Batterylife Activator Reviewed
Daniel Rutter writes "Slashdot chewed over the BatMax Battery Life Booster - a nanotechnomagical sticker that's meant to rejuvenate lithium ion batteries - a while ago. Now I've reviewed the strikingly similar Batterylife Activator, and subjected it to actual empirical testing, with automated datalogging and everything. The results confirmed my original suspicion -- that the local Batterylife branch made a serious error of judgement when they decided to send me their product."
Actual tests of batteries always show that the cheapest batteries are the best value for money, in terms of watt hours per dollar.
Oh well, what the hell...
I hadn't noticed, until your post made me go back to look, that it was Dan's Data - the source of one of the best reviews I've ever read...
...of a kitten. Even compares it against a puppy, a baby, and a new video card - kitten wins, of course ;)
http://www.dansdata.com/kitten.htm
PigPog.
http://www.bit-tech.net/review/395
Assuming, for the sake of argument, that the Activator doesn't work, how come so many people say that it does?
It's very simple, really. Placebo effect and confirmation bias. These things drive all manner of quackery (naturopathy, chiropractic, acupuncture, etc.) and other pseudoscience. Confirmation bias is particularly powerful here as people don't want to admit they're stupid enough to have been duped into buying an overpriced sticker, even though they are.
Except that, if he used two batteries, then he can't compare the results of the batteries to each other. Using two different batteries, you are introducing a much larger amount of experimental error than serial tests of the same battery. Can you guarantee that the internal chemistries of two old batteries will cause them to perform in *exactly* the same manner? The differences he saw in the runs were very small, less than a standard deviation (at least it looks like it to me, I wish he'd done some statistical analysis).
As I said in another comment, he didn't even hold the charge times constant. His test was completely useless. This review doesn't help show the sticker is useless.
You misunderstand how LiI batteries work. As you say, I did a run with the battery after it'd been sitting uncharged in my camera bag for N weeks, then I gave it an overnight charge before testing again, then I charged it again right after that run - which presumably accounted for its not-so-good third-run result.
I gave the battery a decent chance to recover from its 10 cycles before doing the final, "Activatored", test, which is (again presumably) why it did reasonably well - in fact, just as well as you'd expect if the sticker were just, um, a sticker.
The important point here is that overnight charging of a LiI battery should be no better than shorter "full" charging, because LiI chargers pump lots of current into the battery in constant current mode over a relatively short time, then tail off in constant voltage mode, then sit and do nothing - no trickle charge. It's plausible that a LiI charger will report a full charge before the constant voltage mode is quite complete, but that mode will _not_ take more than an hour or two. Any further benefit is solely due to giving the battery time to rest and cool down.

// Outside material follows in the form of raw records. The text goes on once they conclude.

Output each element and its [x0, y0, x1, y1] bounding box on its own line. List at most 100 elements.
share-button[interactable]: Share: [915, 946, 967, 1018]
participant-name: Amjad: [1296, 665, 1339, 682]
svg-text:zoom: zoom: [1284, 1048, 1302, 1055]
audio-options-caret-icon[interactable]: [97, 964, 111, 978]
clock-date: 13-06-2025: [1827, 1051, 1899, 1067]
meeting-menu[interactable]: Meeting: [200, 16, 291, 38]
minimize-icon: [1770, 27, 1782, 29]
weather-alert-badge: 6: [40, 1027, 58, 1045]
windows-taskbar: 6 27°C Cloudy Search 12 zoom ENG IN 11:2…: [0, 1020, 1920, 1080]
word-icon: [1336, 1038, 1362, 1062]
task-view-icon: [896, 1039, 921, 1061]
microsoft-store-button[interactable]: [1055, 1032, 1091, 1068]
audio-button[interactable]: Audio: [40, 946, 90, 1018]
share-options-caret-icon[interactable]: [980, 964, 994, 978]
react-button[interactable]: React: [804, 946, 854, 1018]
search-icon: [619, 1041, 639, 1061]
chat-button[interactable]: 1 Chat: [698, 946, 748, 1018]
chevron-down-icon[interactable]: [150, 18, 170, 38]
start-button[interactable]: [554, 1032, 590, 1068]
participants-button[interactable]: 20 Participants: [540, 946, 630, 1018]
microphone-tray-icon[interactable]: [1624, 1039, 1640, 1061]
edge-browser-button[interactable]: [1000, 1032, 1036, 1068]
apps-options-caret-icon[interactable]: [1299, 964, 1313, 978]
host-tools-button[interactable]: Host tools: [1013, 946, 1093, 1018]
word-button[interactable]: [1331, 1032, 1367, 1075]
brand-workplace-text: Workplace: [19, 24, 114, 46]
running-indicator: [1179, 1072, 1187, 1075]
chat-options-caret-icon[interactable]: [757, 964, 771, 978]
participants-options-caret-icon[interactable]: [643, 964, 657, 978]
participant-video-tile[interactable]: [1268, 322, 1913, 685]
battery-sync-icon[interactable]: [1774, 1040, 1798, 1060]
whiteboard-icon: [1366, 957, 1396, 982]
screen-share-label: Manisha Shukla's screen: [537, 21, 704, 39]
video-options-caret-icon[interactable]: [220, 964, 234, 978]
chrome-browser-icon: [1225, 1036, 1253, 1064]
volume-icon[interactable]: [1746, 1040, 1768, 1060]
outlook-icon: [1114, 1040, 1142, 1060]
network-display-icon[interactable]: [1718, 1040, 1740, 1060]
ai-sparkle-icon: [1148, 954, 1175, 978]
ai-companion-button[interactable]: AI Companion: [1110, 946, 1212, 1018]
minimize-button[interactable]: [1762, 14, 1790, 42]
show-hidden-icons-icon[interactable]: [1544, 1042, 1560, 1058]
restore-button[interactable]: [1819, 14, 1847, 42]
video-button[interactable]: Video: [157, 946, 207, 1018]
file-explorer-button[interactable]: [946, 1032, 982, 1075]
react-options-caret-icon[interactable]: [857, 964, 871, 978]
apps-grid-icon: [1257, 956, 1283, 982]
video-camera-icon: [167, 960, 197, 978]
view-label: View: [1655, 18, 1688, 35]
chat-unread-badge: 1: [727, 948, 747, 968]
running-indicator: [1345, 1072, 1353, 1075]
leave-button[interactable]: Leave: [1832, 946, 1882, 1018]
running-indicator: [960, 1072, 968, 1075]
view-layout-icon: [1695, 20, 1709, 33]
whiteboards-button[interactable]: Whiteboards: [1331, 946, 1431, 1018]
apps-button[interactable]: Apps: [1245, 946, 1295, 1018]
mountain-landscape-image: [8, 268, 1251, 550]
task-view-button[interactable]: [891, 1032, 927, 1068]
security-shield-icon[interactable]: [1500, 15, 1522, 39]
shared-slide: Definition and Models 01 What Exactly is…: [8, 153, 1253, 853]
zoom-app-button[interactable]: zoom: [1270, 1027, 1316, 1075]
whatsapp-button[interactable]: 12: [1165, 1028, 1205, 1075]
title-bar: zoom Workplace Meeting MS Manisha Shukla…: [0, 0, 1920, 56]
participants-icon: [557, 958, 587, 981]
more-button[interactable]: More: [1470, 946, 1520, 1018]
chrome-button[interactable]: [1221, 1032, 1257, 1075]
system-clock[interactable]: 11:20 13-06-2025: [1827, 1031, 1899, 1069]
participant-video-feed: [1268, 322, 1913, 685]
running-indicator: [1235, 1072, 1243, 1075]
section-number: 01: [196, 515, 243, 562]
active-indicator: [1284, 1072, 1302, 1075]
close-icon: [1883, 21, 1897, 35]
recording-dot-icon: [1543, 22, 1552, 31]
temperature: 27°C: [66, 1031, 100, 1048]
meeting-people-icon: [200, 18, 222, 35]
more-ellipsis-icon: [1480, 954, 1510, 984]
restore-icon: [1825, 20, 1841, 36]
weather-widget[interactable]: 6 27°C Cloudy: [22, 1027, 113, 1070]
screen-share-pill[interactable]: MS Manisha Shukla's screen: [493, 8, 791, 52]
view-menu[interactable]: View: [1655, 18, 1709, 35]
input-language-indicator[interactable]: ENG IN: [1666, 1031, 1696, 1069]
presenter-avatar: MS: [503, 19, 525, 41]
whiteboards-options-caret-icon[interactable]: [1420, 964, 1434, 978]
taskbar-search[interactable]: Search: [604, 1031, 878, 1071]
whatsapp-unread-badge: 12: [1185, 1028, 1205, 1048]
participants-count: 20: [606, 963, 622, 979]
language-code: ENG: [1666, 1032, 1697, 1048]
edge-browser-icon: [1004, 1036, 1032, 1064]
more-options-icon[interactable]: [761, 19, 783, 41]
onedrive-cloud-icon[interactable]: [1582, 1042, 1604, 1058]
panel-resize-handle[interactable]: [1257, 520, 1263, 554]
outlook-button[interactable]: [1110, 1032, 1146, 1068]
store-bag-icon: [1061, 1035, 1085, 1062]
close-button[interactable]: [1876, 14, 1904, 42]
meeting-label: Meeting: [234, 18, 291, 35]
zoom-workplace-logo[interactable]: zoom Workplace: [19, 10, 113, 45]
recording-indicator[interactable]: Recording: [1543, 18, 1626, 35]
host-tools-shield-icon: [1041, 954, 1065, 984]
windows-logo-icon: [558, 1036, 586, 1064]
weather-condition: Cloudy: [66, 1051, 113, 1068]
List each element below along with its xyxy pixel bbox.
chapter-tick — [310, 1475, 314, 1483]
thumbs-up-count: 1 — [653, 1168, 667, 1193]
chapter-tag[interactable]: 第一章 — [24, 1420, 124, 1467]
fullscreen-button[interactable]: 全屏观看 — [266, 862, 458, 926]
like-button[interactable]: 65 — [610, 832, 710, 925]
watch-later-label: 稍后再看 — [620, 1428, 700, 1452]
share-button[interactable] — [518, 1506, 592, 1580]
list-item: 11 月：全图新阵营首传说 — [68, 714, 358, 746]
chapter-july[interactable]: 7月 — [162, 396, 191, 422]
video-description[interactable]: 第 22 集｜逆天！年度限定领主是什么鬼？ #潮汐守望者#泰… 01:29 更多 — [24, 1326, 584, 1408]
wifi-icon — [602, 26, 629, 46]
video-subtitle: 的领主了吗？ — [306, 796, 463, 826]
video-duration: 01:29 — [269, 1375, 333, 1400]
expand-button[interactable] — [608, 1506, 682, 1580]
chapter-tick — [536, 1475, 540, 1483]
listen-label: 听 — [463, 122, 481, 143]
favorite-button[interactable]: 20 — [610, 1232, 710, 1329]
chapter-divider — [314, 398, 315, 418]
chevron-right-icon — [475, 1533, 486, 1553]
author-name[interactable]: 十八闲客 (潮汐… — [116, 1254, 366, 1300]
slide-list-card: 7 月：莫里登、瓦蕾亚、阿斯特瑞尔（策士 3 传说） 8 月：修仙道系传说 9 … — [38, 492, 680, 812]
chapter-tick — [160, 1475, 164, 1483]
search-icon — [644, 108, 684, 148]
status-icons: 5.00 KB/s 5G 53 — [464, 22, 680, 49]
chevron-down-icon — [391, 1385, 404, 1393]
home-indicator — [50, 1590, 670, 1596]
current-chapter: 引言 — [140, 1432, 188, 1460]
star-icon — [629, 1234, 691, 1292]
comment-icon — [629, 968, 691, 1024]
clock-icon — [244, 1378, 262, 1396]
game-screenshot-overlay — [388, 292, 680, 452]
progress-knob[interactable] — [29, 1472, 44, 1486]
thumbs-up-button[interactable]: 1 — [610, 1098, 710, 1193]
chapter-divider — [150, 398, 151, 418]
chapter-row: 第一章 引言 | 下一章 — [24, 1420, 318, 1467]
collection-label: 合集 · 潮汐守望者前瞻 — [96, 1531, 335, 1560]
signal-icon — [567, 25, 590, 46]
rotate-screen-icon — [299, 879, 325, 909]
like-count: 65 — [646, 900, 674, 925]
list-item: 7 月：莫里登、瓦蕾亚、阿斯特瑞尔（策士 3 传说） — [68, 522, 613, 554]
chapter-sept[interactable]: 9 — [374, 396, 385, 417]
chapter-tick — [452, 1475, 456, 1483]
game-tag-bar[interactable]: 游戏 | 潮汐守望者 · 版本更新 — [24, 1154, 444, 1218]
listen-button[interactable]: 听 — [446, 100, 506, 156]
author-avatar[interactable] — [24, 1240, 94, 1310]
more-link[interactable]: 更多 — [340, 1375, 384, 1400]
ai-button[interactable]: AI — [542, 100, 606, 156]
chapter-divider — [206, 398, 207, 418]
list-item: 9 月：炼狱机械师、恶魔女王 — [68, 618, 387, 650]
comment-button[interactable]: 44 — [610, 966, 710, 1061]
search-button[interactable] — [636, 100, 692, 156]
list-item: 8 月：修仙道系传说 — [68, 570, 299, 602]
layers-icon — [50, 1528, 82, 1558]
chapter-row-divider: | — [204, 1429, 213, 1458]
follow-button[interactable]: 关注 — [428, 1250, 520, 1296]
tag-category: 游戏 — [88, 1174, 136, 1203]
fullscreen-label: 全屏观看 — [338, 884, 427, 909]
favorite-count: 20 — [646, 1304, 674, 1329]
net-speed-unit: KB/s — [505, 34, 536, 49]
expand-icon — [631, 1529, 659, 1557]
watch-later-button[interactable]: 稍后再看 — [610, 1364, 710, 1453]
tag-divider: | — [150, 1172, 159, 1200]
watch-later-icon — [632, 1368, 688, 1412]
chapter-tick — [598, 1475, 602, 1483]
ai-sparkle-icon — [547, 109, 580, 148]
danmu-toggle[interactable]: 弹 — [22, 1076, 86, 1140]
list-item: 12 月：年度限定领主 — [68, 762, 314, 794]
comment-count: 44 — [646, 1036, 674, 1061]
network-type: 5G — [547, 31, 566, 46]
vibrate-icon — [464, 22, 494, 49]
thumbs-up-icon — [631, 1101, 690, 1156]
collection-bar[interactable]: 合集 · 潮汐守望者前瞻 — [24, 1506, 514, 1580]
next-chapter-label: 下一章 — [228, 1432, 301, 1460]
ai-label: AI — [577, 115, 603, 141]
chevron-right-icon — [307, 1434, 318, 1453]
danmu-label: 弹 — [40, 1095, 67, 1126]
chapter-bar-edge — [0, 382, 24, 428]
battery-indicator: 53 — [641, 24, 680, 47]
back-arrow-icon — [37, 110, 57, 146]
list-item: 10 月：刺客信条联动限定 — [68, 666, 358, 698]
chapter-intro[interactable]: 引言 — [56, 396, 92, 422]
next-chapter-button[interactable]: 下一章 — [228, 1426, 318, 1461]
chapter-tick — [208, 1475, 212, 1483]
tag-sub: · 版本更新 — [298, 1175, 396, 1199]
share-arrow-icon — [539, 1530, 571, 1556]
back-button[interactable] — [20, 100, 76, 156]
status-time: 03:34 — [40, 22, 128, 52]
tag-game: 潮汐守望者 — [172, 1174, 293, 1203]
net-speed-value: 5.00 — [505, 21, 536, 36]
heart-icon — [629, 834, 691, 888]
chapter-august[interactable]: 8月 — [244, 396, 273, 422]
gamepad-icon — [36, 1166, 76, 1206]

There is no mystery about the Casimir effect. It was predicted on the basis of electromagnetic theory and experimental results confirm it. Google will give you plenty of pages explaining it.
As explained in the article (you did read it, right?), there are serious variations in mobile phone power consumption, even on a phone that's sitting in one spot. They may average out. They may not.
Power consumption into an identical load is a constant. Li-Ion charge and discharge curves are known quantities that Dan explains fairly well. Yes, you'll see variation based on time in "trickle" mode and "rest" time between charges, but that'll be of the order of 1%. This product claims to extend a Li-Ion battery's life by ~40%. His data don't show that.
I'll grant he didn't use the device for it's "intended purpose", but since it's the same technology as the stated purpose and the manufacturer's claims indicate it should work on any Li-Ion battery, don't defend sloppy marketing practices simply because you have a preconceived notion of what the experimenter's beliefs are.